Absent any increase in productivity, these look to be persistent pressures for America’s generation rent. While some of the recent growth bounce will rub off, the fact it’s been generated with fiscal stimulus merely adds to the longer-term burdens millennials face. At some point these are going to have to be met with either higher taxes or lower spending.
INVESTMENT OUTLOOK
The divergence between US and Chinese growth rates casts a lengthening shadow over the US economy. And underlying rates of demand growth will diverge sharply in the coming decades as US liabilities land on a generation that looks ill-equipped to pay for them. We can already see how demand can react to these pressures from Japan’s experience: consumers retrench and adopt strategies that are even more counter-productive at a societal level even if not having children and saving more makes sense on a personal level.
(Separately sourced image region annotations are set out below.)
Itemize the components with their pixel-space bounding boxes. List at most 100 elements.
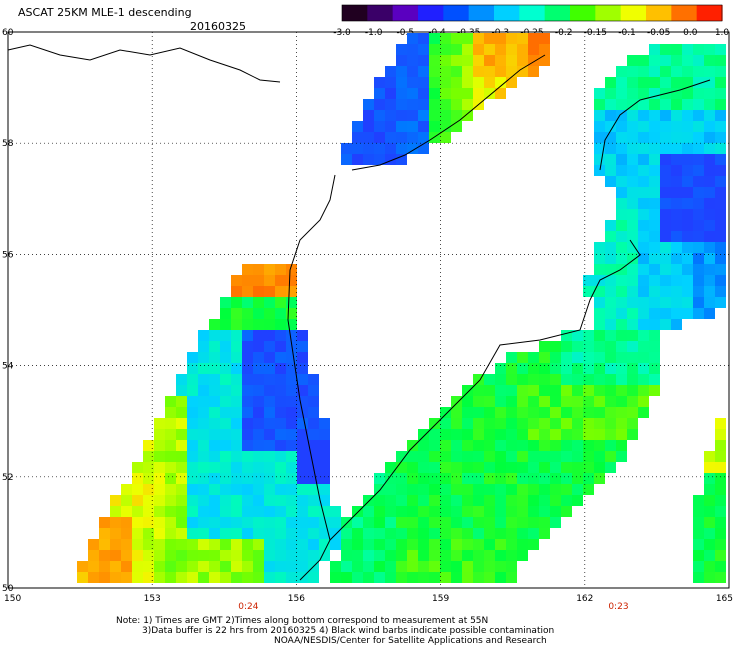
west-swath-cell [165,473,176,484]
north-swath-cell [473,88,484,99]
center-swath-cell [473,451,484,462]
lat-tick-label: 52 [2,473,13,483]
center-swath-cell [418,473,429,484]
west-swath-cell [209,528,220,539]
east-swath-cell [715,55,726,66]
center-swath-cell [616,341,627,352]
west-swath-cell [275,550,286,561]
west-swath-cell [242,506,253,517]
lat-tick-label: 60 [2,28,14,38]
east-swath-cell [616,154,627,165]
north-swath-cell [528,55,539,66]
north-swath-cell [440,66,451,77]
west-swath-cell [220,561,231,572]
center-swath-cell [506,506,517,517]
east-swath-cell [638,66,649,77]
north-swath-cell [385,77,396,88]
east-swath-cell [649,55,660,66]
east-swath-cell [638,308,649,319]
west-swath-cell [297,462,308,473]
north-swath-cell [374,132,385,143]
center-swath-cell [539,462,550,473]
center-swath-cell [418,451,429,462]
center-swath-cell [539,528,550,539]
west-swath-cell [297,418,308,429]
east-swath-cell [649,44,660,55]
center-swath-cell [638,407,649,418]
west-swath-cell [209,319,220,330]
center-swath-cell [616,374,627,385]
center-swath-cell [539,484,550,495]
center-swath-cell [638,330,649,341]
east-swath-cell [594,286,605,297]
center-swath-cell [462,407,473,418]
southeast-swath-cell [704,473,715,484]
center-swath-cell [462,539,473,550]
east-swath-cell [649,242,660,253]
west-swath-cell [165,418,176,429]
west-swath-cell [187,407,198,418]
west-swath-cell [286,319,297,330]
west-swath-cell [253,561,264,572]
west-swath-cell [231,407,242,418]
east-swath-cell [671,187,682,198]
north-swath-cell [341,154,352,165]
west-swath-cell [242,407,253,418]
north-swath-cell [462,77,473,88]
center-swath-cell [550,374,561,385]
center-swath-cell [616,407,627,418]
east-swath-cell [627,110,638,121]
west-swath-cell [264,308,275,319]
east-swath-cell [616,143,627,154]
west-swath-cell [209,418,220,429]
west-swath-cell [165,451,176,462]
west-swath-cell [220,506,231,517]
west-swath-cell [275,330,286,341]
west-swath-cell [242,385,253,396]
east-swath-cell [649,297,660,308]
center-swath-cell [440,484,451,495]
center-swath-cell [396,539,407,550]
east-swath-cell [682,99,693,110]
center-swath-cell [352,572,363,583]
center-swath-cell [539,396,550,407]
east-swath-cell [649,253,660,264]
west-swath-cell [231,506,242,517]
west-swath-cell [286,418,297,429]
west-swath-cell [143,484,154,495]
east-swath-cell [627,165,638,176]
west-swath-cell [220,495,231,506]
east-swath-cell [594,308,605,319]
east-swath-cell [583,275,594,286]
center-swath-cell [341,539,352,550]
center-swath-cell [506,550,517,561]
north-swath-cell [473,66,484,77]
center-swath-cell [506,495,517,506]
north-swath-cell [462,66,473,77]
center-swath-cell [572,396,583,407]
center-swath-cell [484,407,495,418]
center-swath-cell [517,539,528,550]
center-swath-cell [583,374,594,385]
west-swath-cell [319,517,330,528]
north-swath-cell [462,99,473,110]
west-swath-cell [209,407,220,418]
west-swath-cell [242,539,253,550]
west-swath-cell [319,484,330,495]
center-swath-cell [385,473,396,484]
west-swath-cell [198,341,209,352]
east-swath-cell [616,110,627,121]
colorbar-swatch [367,5,394,21]
east-swath-cell [627,121,638,132]
west-swath-cell [165,495,176,506]
center-swath-cell [484,462,495,473]
east-swath-cell [715,176,726,187]
east-swath-cell [682,198,693,209]
west-swath-cell [253,264,264,275]
east-swath-cell [638,154,649,165]
north-swath-cell [539,55,550,66]
north-swath-cell [396,99,407,110]
west-swath-cell [242,396,253,407]
center-swath-cell [528,473,539,484]
east-swath-cell [649,187,660,198]
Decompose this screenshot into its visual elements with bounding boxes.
China shares many of these demographic traits, but these liabilities look easier to manage thanks to differing expectations of old age and strong real income growth. While the US might see the rise of China as a threat it can counter with trade and other restrictions, the underlying reality is that America’s relative secular decline is baked in the cake. And the shift toward more nationalistic economic and foreign policies is a reflection of this reality, not the antidote to it.